Report contents
MENA · Developing
Lebanon
Crypto Livability Index 2025·data to 31 Dec 2025
Scoreboard
Five pillars, then the 22 sub-pillars scored 0 to 4. Empty sub-scores are held out of the total, not zeroed.
The number behind the rank
| Raw capability score | 35 / 84 |
| P2P liquidity bonus (tie-breaker) | +3 |
| Inflation 96.9% · unbanked 77% · remittances 33.4% GDP · capital controls 0.55 · sanctions 0.25 | CNI 0.715 |
| Need multiplier | ×1.572 |
| Livability score | 0.655 |
Raw 35/84 = 0.417 capability. Crypto-Necessity Index 0.71, from five components: inflation 96.9% (three-year average 2023 to 2025, at the 50% clamp), unbanked 77% of adults, remittances 33.4% of GDP, at the 25% clamp, capital-control intensity 0.55 (KAOPEN 2023), sanctions exposure 0.25. Need multiplier ×1.57. Livability score 0.655, rank #9 of 79.
Three findings
The largest rank jump in this group: +52 places on pure necessity
Lebanon sits #61 on raw capability but #9 once need is applied, because the Crypto-Necessity Index reads 0.71, near the top of the index, on inflation at the clamp, 77 percent unbanked, and remittances at 33.4 percent of GDP. With the banking system collapsed since 2019 and the pound down more than 90 percent, Tether functions as the de facto medium of exchange in Beirut, Tripoli, and other cities.
The textbook stablecoin remittance corridor
Against a roughly 5.8 billion dollar remittance baseline, an estimated 400 to 700 million dollars in personal crypto inflows, about 7 to 12 percent, routes diaspora support to households through Binance P2P (peer-to-peer trading between individuals) and OTC channels, with monthly stablecoin volume above 30 million dollars. The lived comparison is stark: roughly 2 to 3 percent fees on stablecoins against Western Union's 10 percent.
The lowest ecosystem score in the entire index
Lebanon's ecosystem pillar reads 1 of 16, the floor of all 79 countries, with zero scores on local events, social sentiment, and developer base.
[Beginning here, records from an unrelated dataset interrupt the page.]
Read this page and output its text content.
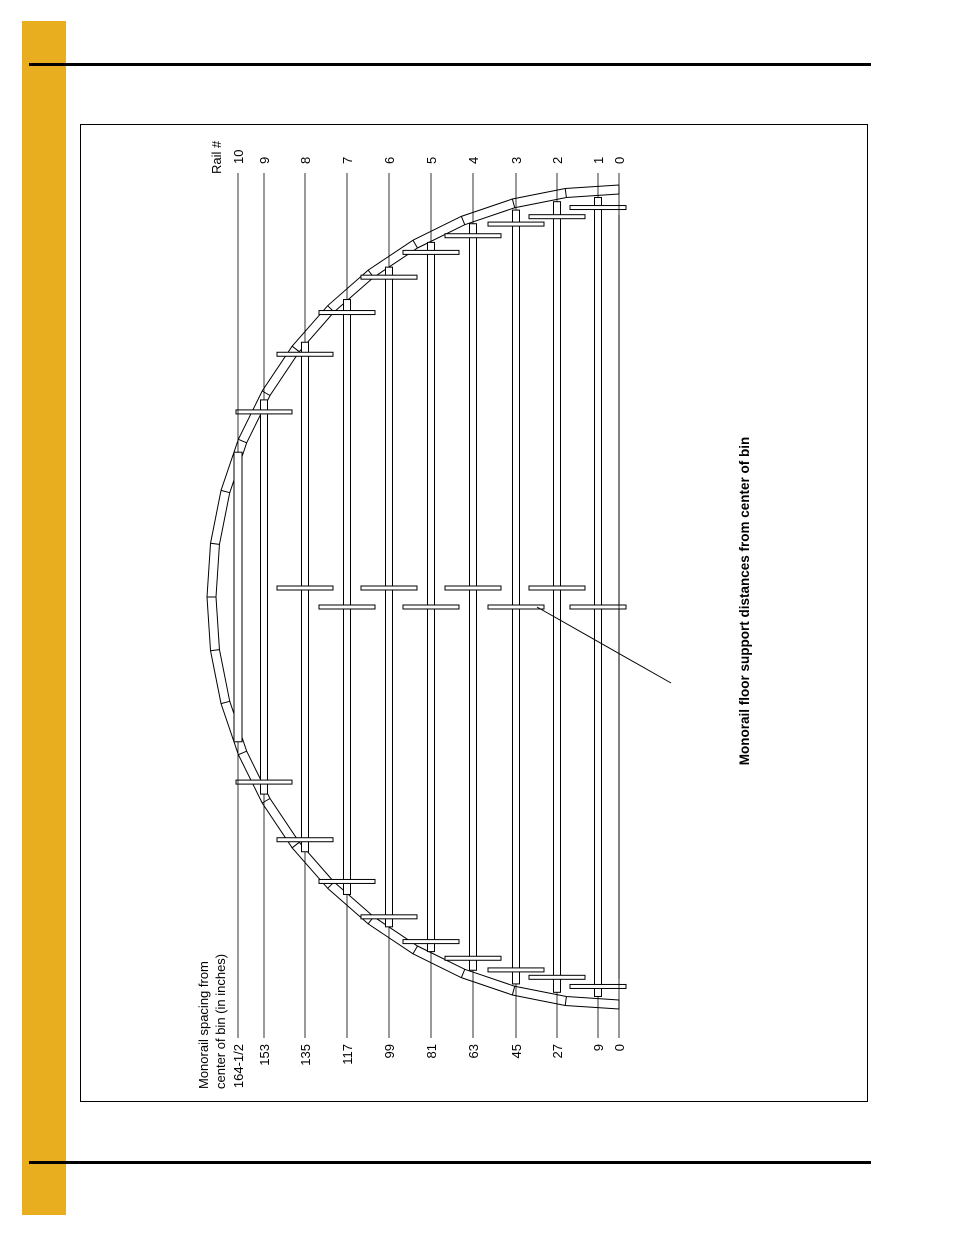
Rail #
Monorail spacing from center of bin (in inches)
Monorail floor support distances from center of bin
0
0
1
9
2
27
3
45
4
63
5
81
6
99
7
117
8
135
9
153
10
164-1/2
The pattern is necessity-driven usage without any supporting infrastructure: a population that runs daily commerce on USDT yet hosts no conferences, no hackathons, and no developer community to speak of.
In one line
"Lebanon's banks froze, its currency lost ninety percent, and a dollar-stable token became the medium of exchange in Beirut by default. When a cousin abroad sends help, it now arrives as USDT at two percent rather than Western Union at ten."
Watch in 2026
Trajectory 2/4, stable and grey. The Banque du Liban's 2013 prohibition remains on paper but unenforced since the 2019 collapse, while 2025 regulatory bandwidth went entirely to the Banking Resolution Law and the draft Financial Gap Law rather than crypto. Watch the Finance Minister's December 2025 engagement with Binance on formalisation, with eventual regulation flagged for 2026 to 2027.